Not all the trends have served to further the criminalisation of the state, because of their nature. Some have evil consequences because they have been manipulated by social forces in that direction. A striking example of this has been the continued worldwide explosive growth of science and technology. There has been an unprecedented growth in the discovery and application of new materials; biotechnology; information gathering, processing and analysis; and, space exploration. Similar advances have occurred in health, education, food and nutrition, and indeed most areas of scientific research and inquiry. Unlike say the war on terror, these trends do not necessarily produce negative tendencies favouring the criminalisation of the state. It is the misuse of the technological advances that produces this result. Most technologies are, by and large, available to those who could "afford" them and obviously prospering criminals are better able to do so than poor people and poor governments. This technological explosion has been unequally distributed and utilised among countries. Thus the Internet, with all its potential and ease of use is still not available to billions of persons. Nonetheless, the net effect of technical advances is that the world as a whole has attained the capacity to satisfy all the basic needs of its population for food, housing, clothing, recreation, health, education, and social services. What is missing in the equation is the political will to harness this capacity to secure the eradication of hunger, disease and death now stalking the lives of billions of persons.

We should also note that the development of the new technologies, while heavily concentrated in the rich countries, has permitted the evolution of a more differentiated global economy. This can be observed not only in the dramatic emergence of China and India but across large areas of the Third World, where advances have been made in levels of living of their populations. This is especially the case in East Asia and some parts of Latin America and the Caribbean. Africa, apart from a very few countries has failed to benefit significantly from these new technologies.

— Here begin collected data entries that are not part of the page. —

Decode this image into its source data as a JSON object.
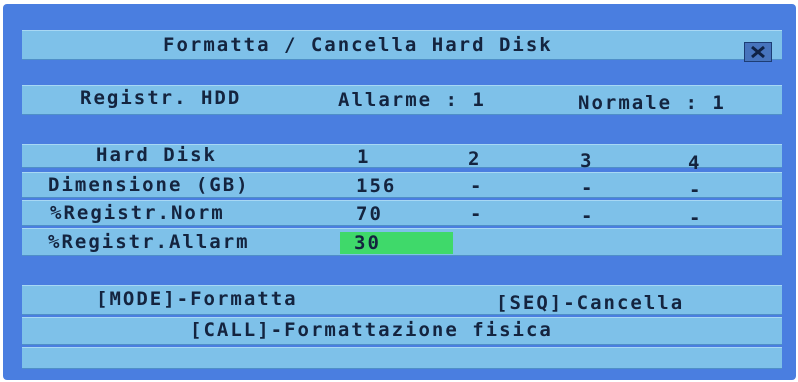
{
  "dialog": {
    "title": "Formatta / Cancella Hard Disk",
    "close_icon": "close-x-icon"
  },
  "registr_hdd": {
    "label": "Registr. HDD",
    "alarm_label": "Allarme : 1",
    "normal_label": "Normale : 1"
  },
  "hard_disk_table": {
    "header_label": "Hard Disk",
    "columns": [
      "1",
      "2",
      "3",
      "4"
    ],
    "rows": [
      {
        "label": "Dimensione (GB)",
        "values": [
          "156",
          "-",
          "-",
          "-"
        ]
      },
      {
        "label": "%Registr.Norm",
        "values": [
          "70",
          "-",
          "-",
          "-"
        ]
      },
      {
        "label": "%Registr.Allarm",
        "values": [
          "30"
        ]
      }
    ],
    "highlight_color": "#3fd96a"
  },
  "actions": {
    "format": "[MODE]-Formatta",
    "delete": "[SEQ]-Cancella",
    "physical_format": "[CALL]-Formattazione fisica"
  },
  "colors": {
    "screen_bg": "#4a7ee0",
    "bar_bg": "#7ec1e9",
    "text": "#14243f"
  }
}
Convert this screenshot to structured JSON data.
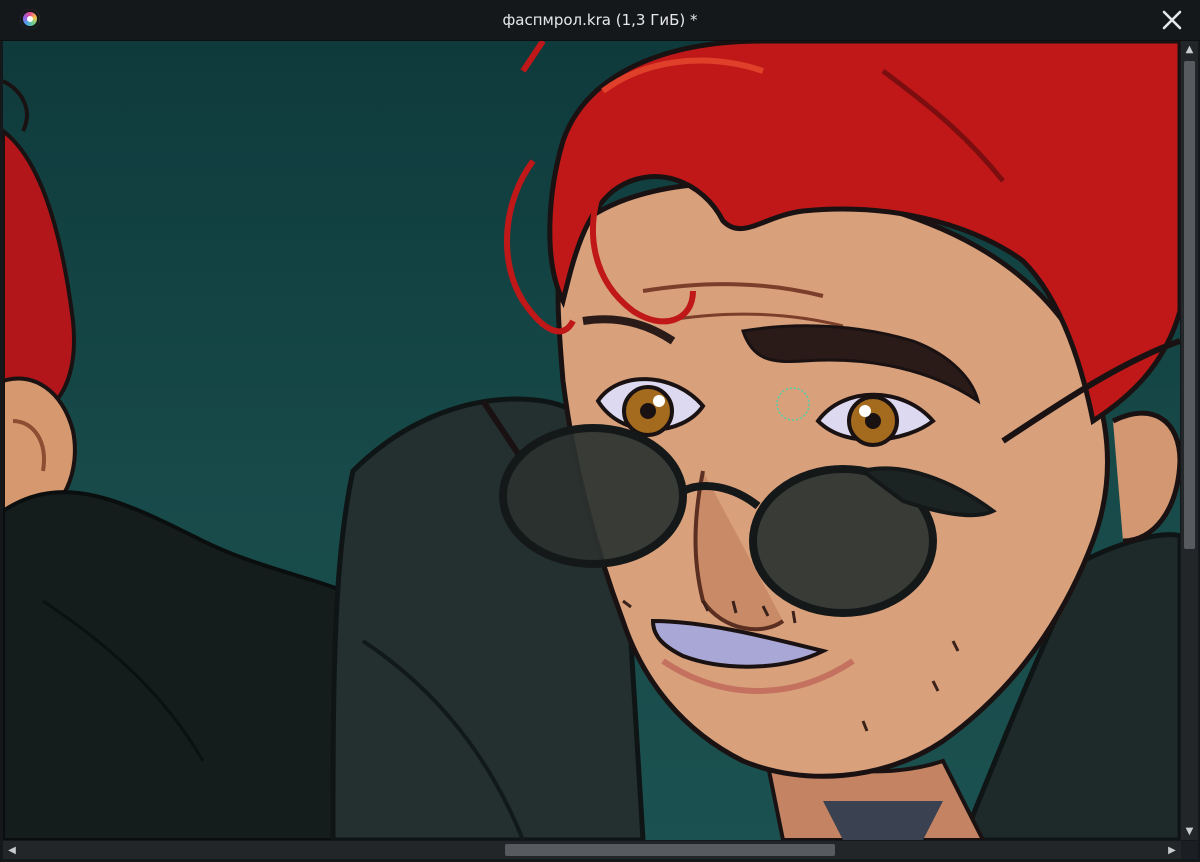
{
  "window": {
    "title": "фаспмрол.kra (1,3 ГиБ) *",
    "app_icon": "krita-app-icon",
    "close_icon": "close-icon"
  },
  "canvas": {
    "background_colors": [
      "#0f3a3c",
      "#1b5150"
    ],
    "content": "illustration"
  },
  "scrollbars": {
    "vertical": {
      "up_icon": "arrow-up-icon",
      "down_icon": "arrow-down-icon"
    },
    "horizontal": {
      "left_icon": "arrow-left-icon",
      "right_icon": "arrow-right-icon"
    }
  },
  "colors": {
    "titlebar": "#15181b",
    "title_text": "#e6e7e9",
    "scroll_track": "#232629",
    "scroll_thumb": "#575b60",
    "hair": "#c01818",
    "skin": "#d9a07c",
    "coat": "#1f2a29"
  }
}
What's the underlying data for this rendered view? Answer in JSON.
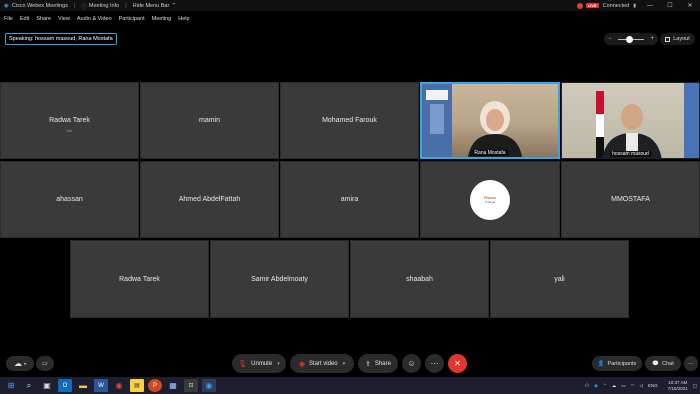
{
  "titlebar": {
    "app_title": "Cisco Webex Meetings",
    "meeting_info": "Meeting Info",
    "hide_menu": "Hide Menu Bar",
    "live_label": "LIVE",
    "status": "Connected"
  },
  "menubar": {
    "items": [
      "File",
      "Edit",
      "Share",
      "View",
      "Audio & Video",
      "Participant",
      "Meeting",
      "Help"
    ]
  },
  "speaking": "Speaking: hossam masoud, Rana Mostafa",
  "layout_label": "Layout",
  "tiles": {
    "radwa_1": {
      "name": "Radwa Tarek",
      "sub": "info"
    },
    "mamin": {
      "name": "mamin"
    },
    "mohamed": {
      "name": "Mohamed Farouk"
    },
    "rana": {
      "name": "Rana Mostafa"
    },
    "hossam": {
      "name": "hossam masoud"
    },
    "ahassan": {
      "name": "ahassan"
    },
    "ahmed": {
      "name": "Ahmed AbdelFattah"
    },
    "amira": {
      "name": "amira"
    },
    "logo_tile": {
      "logo_line1": "Pharos",
      "logo_line2": "College"
    },
    "mmostafa": {
      "name": "MMOSTAFA"
    },
    "radwa_2": {
      "name": "Radwa Tarek"
    },
    "samir": {
      "name": "Samir Abdelmoaty"
    },
    "shaabah": {
      "name": "shaabah"
    },
    "yali": {
      "name": "yali"
    }
  },
  "controls": {
    "unmute": "Unmute",
    "start_video": "Start video",
    "share": "Share",
    "participants": "Participants",
    "chat": "Chat"
  },
  "taskbar": {
    "lang": "ENG",
    "time": "10:37 AM",
    "date": "7/15/2021"
  },
  "colors": {
    "active_border": "#35a7e6",
    "leave_red": "#e2352b",
    "tile_bg": "#3a3a3a"
  }
}
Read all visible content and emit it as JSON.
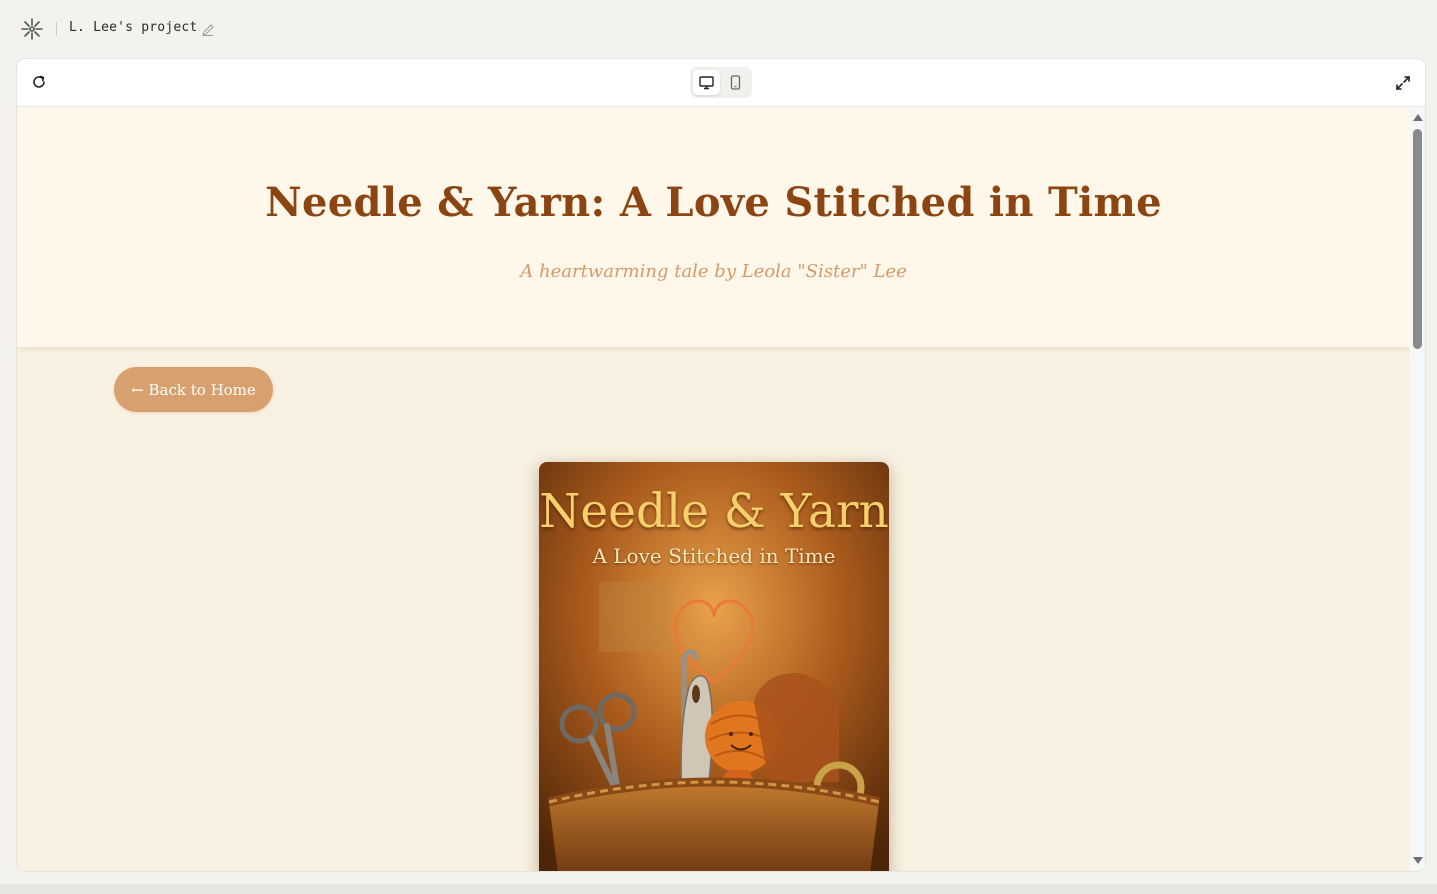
{
  "project": {
    "name": "L. Lee's project"
  },
  "toolbar": {
    "view_modes": [
      "desktop",
      "mobile"
    ],
    "active_view": "desktop"
  },
  "site": {
    "title": "Needle & Yarn: A Love Stitched in Time",
    "subtitle": "A heartwarming tale by Leola \"Sister\" Lee",
    "back_button": "← Back to Home",
    "cover": {
      "title": "Needle & Yarn",
      "subtitle": "A Love Stitched in Time"
    }
  },
  "colors": {
    "title": "#8b4513",
    "subtitle": "#d49a6a",
    "button": "#d9a06f",
    "hero_bg": "#fff7e9",
    "page_bg": "#f9f1e2"
  },
  "icons": [
    "logo-icon",
    "pencil-icon",
    "refresh-icon",
    "desktop-icon",
    "mobile-icon",
    "expand-icon"
  ]
}
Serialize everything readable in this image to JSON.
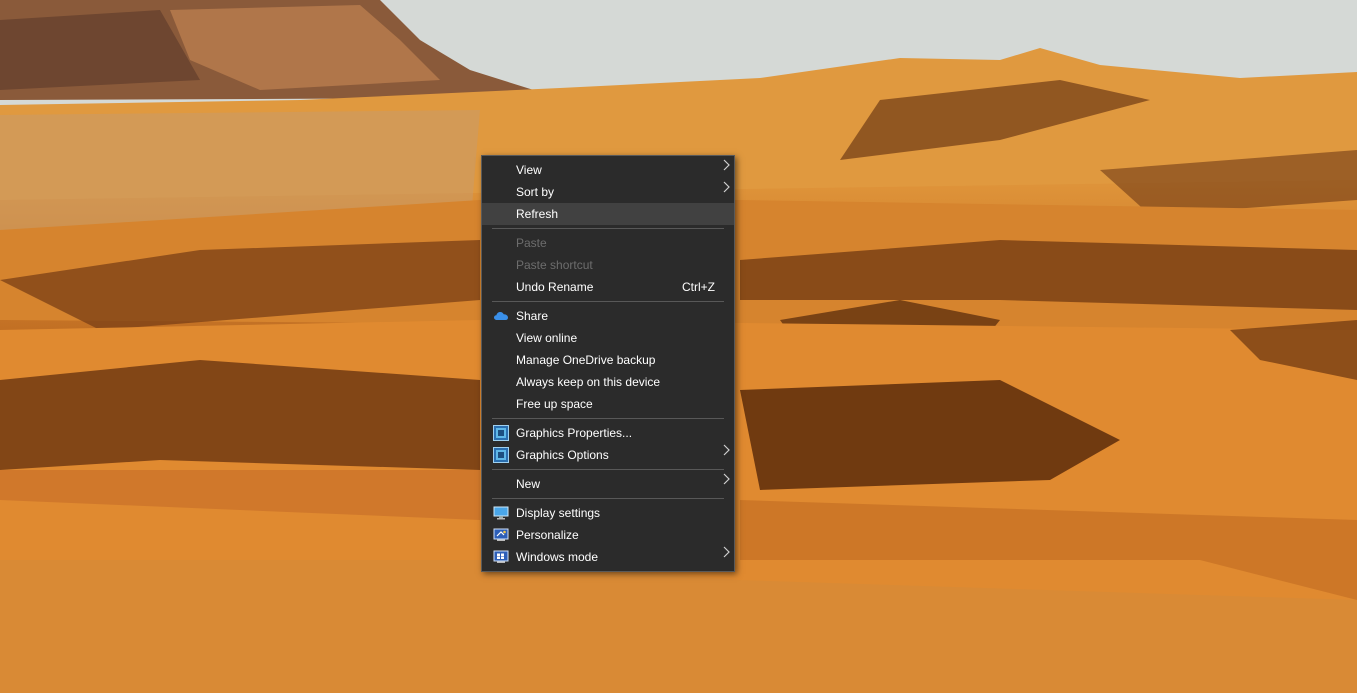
{
  "context_menu": {
    "view": "View",
    "sort_by": "Sort by",
    "refresh": "Refresh",
    "paste": "Paste",
    "paste_shortcut": "Paste shortcut",
    "undo_rename": "Undo Rename",
    "undo_rename_shortcut": "Ctrl+Z",
    "share": "Share",
    "view_online": "View online",
    "manage_onedrive_backup": "Manage OneDrive backup",
    "always_keep": "Always keep on this device",
    "free_up_space": "Free up space",
    "graphics_properties": "Graphics Properties...",
    "graphics_options": "Graphics Options",
    "new": "New",
    "display_settings": "Display settings",
    "personalize": "Personalize",
    "windows_mode": "Windows mode"
  },
  "colors": {
    "menu_bg": "#2b2b2b",
    "hover_bg": "#414141",
    "onedrive_blue": "#3a8fe8"
  }
}
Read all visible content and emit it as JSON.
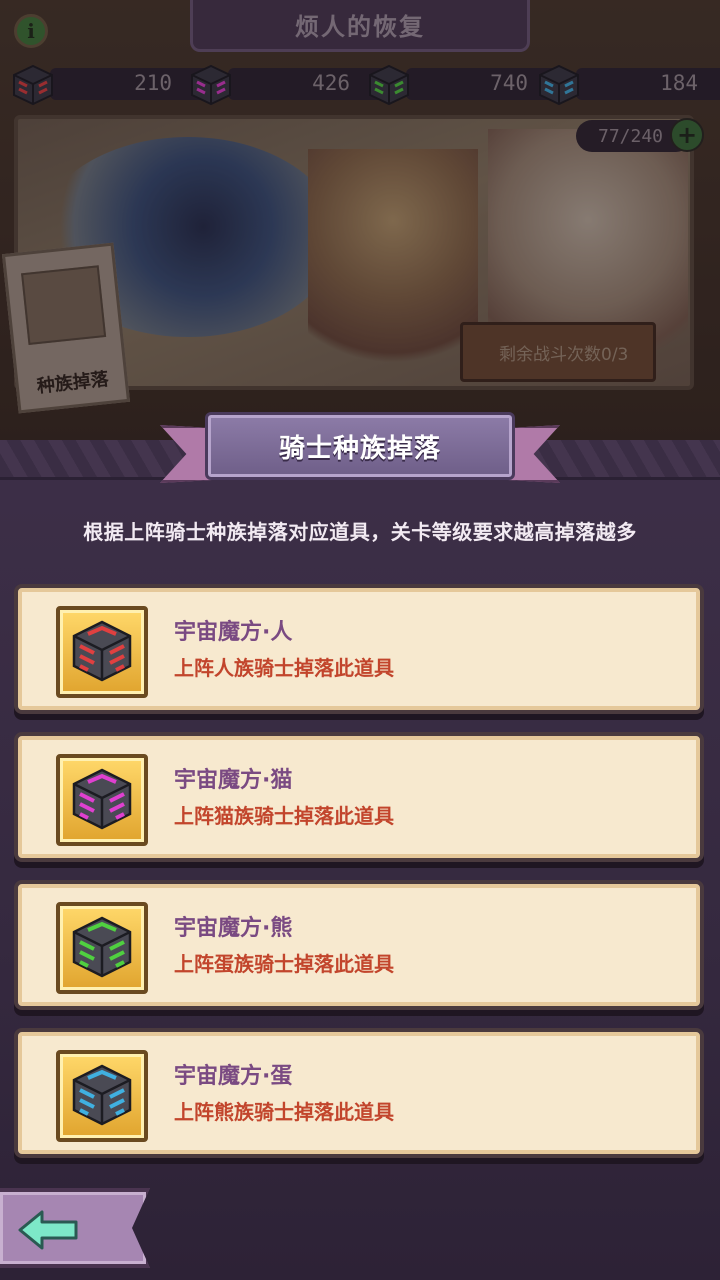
{
  "header": {
    "title": "烦人的恢复",
    "info_icon": "i"
  },
  "resources": [
    {
      "name": "cube-human",
      "value": "210",
      "color": "#e04040"
    },
    {
      "name": "cube-cat",
      "value": "426",
      "color": "#e040d0"
    },
    {
      "name": "cube-bear",
      "value": "740",
      "color": "#50d040"
    },
    {
      "name": "cube-egg",
      "value": "184",
      "color": "#40b0e0"
    }
  ],
  "scene": {
    "stamina": "77/240",
    "plus": "+",
    "battles_left": "剩余战斗次数0/3",
    "poster_label": "种族掉落"
  },
  "panel": {
    "title": "骑士种族掉落",
    "description": "根据上阵骑士种族掉落对应道具，关卡等级要求越高掉落越多",
    "items": [
      {
        "title": "宇宙魔方·人",
        "subtitle": "上阵人族骑士掉落此道具",
        "color": "#e04040"
      },
      {
        "title": "宇宙魔方·猫",
        "subtitle": "上阵猫族骑士掉落此道具",
        "color": "#e040d0"
      },
      {
        "title": "宇宙魔方·熊",
        "subtitle": "上阵蛋族骑士掉落此道具",
        "color": "#50d040"
      },
      {
        "title": "宇宙魔方·蛋",
        "subtitle": "上阵熊族骑士掉落此道具",
        "color": "#40b0e0"
      }
    ]
  }
}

The clear conclusion, which emerges therefore, is that because these scientific and technological gains are at the heart of the process of globalisation, a key weakness of globalisation itself is its failure to conform to any reasonable sense of social justice and equality. The distribution of gains globally has been unequal and the political will to redress this, as I have pointed out earlier, does not exist.

Journalism

One final global trend that affects the criminalisation of the state is the rapidly growing crisis of journalism and newspapers. There has been a remarkable recent growth of non-traditional media, like the Internet and television, while in a large number of countries a marked decline has occurred in circulating newspapers, notably within the large cities of the USA, Europe, Japan and Australia. As newspapers have become more and more unprofitable due to this, journalists have become more and more dispensable. This situation has deeply challenged the relevance, usefulness, capacity and the very identity of the medium. The result is a decline in its position and standing as the "fourth estate," which is supposed to be a vital component of the structure and functioning of any democratic society. As the role of investigative journalism has declined, in this environment, the wicked, the criminal, the illicit, the illegitimate, and the intellectually dubious have prospered.